Within the space of just over an hour John told us about travels in northern Australia, travels in Europe and his love of nature and the animals and particularly the birds that inhabit wetlands in many countries. Australia, in particular, he said, has been painted in the arid desert and the coastlines but not so much in the beautiful wetlands that attract so many varieties of birds. He likes to get them painted before they are taken away by development or change due to other human interferance.

In amongst other things today John also touched on the philosophy behind his work. I heard names that were new to me and have had me running to Google whilst writing this piece. The first is Jakob von Uexküll born in the Keblas estate Estonia. Needing to support himself after his family lost their fortune, Uexküll took a job as professor at the University of Hamburg where he founded the Institut für Umweltforschung.

Uexküll was interested in how living beings subjectively interacted in their environments. Uexküll called these subjective spatio-temporal worlds umwelt (German for environment). These umwelten are distinctive from what Uexküll termed the “umgebung” which would be objective reality should such a reality exist. That is a bit to take in on the fly. I think what he was ultimately aiming at was the artist and the environment becoming in harmony with each other. You go out and not only observe but interact and become a part of what you are painting. Another name quoted was Emerson. “The mind and the world are inseparable.” WOW I just looked him up and have book marked his quotes as they are amazing and I feel like I should read one regularly, especially on those days when I get a bit down or discouraged.

“Art doesn’t impose – it exposes”

John’s Methods of creating his paintings, apart from his philosophical leanings, are very in tune with what he finally produces. I picked up a copy of his book today, which he kindly signed. In it is a photo of his 300gsm paper rolled out on the ground. I don’t think there is another artist of western heritage that works quite like him.
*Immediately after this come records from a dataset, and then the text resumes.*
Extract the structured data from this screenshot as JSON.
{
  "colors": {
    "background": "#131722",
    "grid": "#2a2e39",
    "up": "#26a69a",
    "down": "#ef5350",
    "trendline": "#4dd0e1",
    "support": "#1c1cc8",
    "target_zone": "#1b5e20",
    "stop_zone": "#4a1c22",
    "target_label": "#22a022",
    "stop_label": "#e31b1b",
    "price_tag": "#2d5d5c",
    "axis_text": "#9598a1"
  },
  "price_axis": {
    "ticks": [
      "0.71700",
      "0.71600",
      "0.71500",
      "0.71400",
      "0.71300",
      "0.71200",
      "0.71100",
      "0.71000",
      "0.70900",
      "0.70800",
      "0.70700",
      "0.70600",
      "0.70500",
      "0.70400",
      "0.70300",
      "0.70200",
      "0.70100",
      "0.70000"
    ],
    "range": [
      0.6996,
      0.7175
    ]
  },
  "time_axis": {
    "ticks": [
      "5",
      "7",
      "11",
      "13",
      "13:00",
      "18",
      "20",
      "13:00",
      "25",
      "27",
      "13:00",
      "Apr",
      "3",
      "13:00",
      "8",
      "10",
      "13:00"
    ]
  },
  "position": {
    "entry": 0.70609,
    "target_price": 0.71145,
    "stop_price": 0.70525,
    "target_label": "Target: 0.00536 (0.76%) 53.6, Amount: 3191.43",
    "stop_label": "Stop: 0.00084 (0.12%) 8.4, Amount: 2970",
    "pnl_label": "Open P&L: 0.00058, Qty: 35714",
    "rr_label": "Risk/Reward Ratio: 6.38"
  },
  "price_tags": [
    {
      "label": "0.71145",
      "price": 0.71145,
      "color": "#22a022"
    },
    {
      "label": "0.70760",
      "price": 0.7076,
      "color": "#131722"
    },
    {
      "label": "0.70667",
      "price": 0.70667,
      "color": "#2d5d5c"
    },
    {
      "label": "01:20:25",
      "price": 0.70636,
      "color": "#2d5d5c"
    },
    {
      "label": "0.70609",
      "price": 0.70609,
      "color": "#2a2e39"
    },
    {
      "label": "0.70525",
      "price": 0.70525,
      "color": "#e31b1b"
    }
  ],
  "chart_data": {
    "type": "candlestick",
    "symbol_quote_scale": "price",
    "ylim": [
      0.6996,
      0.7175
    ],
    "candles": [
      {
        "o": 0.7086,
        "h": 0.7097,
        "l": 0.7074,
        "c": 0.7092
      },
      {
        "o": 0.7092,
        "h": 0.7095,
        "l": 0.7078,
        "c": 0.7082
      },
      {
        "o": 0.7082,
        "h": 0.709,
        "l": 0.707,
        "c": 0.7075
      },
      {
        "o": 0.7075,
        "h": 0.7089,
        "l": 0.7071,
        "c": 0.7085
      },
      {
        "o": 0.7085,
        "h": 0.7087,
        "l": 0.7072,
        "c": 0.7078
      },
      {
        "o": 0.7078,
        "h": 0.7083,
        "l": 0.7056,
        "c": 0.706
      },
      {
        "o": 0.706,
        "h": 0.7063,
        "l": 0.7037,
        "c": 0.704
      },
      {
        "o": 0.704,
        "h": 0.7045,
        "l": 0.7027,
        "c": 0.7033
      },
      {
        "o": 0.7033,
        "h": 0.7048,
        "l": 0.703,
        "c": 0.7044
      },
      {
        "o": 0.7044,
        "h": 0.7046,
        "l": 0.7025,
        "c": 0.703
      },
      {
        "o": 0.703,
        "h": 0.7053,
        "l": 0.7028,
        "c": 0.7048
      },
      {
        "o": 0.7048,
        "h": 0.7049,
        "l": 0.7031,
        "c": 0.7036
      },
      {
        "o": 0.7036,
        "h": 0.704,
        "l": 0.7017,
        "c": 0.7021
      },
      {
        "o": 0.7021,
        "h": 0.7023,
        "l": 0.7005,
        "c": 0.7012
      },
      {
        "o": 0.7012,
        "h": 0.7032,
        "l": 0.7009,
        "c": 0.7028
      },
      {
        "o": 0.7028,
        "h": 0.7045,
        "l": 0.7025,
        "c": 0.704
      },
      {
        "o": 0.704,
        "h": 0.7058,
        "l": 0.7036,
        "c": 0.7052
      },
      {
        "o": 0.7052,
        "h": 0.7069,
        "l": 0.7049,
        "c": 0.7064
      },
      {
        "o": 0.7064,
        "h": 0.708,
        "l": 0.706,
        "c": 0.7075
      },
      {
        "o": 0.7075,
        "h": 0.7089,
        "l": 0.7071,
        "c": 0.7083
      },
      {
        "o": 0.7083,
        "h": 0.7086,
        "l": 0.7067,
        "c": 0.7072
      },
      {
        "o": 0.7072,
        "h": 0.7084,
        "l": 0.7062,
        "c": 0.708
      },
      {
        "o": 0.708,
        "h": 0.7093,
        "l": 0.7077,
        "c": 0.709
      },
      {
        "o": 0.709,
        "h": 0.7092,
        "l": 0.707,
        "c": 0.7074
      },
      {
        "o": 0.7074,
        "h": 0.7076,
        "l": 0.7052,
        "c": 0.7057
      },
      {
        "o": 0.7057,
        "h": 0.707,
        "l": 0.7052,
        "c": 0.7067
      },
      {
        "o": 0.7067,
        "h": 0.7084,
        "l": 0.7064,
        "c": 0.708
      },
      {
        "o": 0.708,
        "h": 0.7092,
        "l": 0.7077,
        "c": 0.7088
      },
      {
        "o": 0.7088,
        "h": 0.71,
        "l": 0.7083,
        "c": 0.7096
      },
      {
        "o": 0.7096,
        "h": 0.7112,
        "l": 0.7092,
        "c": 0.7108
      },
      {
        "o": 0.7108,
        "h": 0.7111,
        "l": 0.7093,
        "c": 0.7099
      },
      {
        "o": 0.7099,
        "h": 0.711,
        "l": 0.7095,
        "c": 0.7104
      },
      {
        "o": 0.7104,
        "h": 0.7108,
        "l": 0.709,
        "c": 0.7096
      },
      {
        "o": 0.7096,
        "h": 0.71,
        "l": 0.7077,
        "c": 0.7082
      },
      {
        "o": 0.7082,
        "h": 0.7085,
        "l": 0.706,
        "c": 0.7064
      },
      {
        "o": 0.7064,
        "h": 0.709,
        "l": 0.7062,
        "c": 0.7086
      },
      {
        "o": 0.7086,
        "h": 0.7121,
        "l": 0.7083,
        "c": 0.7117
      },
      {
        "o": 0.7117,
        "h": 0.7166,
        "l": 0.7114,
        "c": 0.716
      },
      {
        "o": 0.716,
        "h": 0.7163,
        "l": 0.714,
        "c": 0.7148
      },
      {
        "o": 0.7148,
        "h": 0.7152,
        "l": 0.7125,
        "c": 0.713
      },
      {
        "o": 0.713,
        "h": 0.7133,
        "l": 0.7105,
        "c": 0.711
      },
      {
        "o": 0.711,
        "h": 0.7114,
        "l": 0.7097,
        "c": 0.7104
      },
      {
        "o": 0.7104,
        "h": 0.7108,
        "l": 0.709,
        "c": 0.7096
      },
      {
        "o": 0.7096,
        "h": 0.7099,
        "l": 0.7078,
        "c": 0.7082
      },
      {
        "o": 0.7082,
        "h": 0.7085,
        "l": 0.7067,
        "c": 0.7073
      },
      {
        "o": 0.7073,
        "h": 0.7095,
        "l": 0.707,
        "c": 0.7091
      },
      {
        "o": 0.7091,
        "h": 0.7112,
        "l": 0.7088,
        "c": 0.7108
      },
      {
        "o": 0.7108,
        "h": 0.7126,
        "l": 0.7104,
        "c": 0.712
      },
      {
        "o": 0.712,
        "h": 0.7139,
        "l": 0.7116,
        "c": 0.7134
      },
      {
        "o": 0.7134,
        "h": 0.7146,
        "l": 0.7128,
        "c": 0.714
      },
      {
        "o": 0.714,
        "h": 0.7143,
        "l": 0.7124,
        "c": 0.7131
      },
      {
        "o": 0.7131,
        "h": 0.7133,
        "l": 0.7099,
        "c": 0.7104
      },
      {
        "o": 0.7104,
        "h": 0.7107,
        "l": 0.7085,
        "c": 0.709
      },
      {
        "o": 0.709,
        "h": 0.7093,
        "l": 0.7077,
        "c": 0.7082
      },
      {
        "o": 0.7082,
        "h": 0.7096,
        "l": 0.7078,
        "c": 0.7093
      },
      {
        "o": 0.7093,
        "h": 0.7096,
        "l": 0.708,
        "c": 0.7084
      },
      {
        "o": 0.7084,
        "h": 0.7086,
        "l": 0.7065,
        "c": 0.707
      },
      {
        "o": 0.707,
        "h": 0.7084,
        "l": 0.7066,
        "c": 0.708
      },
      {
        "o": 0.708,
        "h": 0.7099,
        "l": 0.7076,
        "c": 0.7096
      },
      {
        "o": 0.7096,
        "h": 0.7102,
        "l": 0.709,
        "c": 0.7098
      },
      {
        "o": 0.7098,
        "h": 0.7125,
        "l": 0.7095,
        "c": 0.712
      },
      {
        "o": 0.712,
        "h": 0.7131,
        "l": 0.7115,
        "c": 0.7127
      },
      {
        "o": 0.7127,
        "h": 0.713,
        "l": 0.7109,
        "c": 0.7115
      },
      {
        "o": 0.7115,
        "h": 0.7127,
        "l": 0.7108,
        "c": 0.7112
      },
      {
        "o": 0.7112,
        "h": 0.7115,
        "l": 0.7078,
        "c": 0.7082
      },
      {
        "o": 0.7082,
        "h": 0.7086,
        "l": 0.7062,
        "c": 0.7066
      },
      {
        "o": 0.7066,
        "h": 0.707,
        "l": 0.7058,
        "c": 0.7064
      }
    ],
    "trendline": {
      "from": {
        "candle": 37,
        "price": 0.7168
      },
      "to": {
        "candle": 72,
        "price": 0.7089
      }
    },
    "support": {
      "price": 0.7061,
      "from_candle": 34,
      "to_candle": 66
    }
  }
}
The materials are in touch with the earth, he lays down washes freely and in tune with everything around him. There are lots of greys in his paintings – warm greys, cool greys, neutral greys, so often overlooked but so important for linking other colours together. Even  with modern tools such as masking fluid and even a dremmel to sand back to the bare paper, the immediacy of the experience of painting still comes through. The birds which are intertwined with the reeds and flowers, wind their way in and around the composition. Everything is related, everything belongs. The muted colours are highlighted by the clever and limited use of higher key colours, the whole painting looks alive.

The very important message to art students from John, I thought, was to keep experimenting. Take a day every now and then or even regularly and experiment with all your materials. Put fear aside and try anything that pops to mind so that you really do understand your tools and materials and how far you can push them. Learn your subjects and topics so that you can concentrate on creatively portraying them once you get started with the brush.

John is such a great speaker, I could have listened to him for hours! His smooth accent and amount of knowledge as well as endearing sense of humour were very enjoyable. I am looking forward to taking time each day at TAFE to read a few pages from his book and soak in his paintings.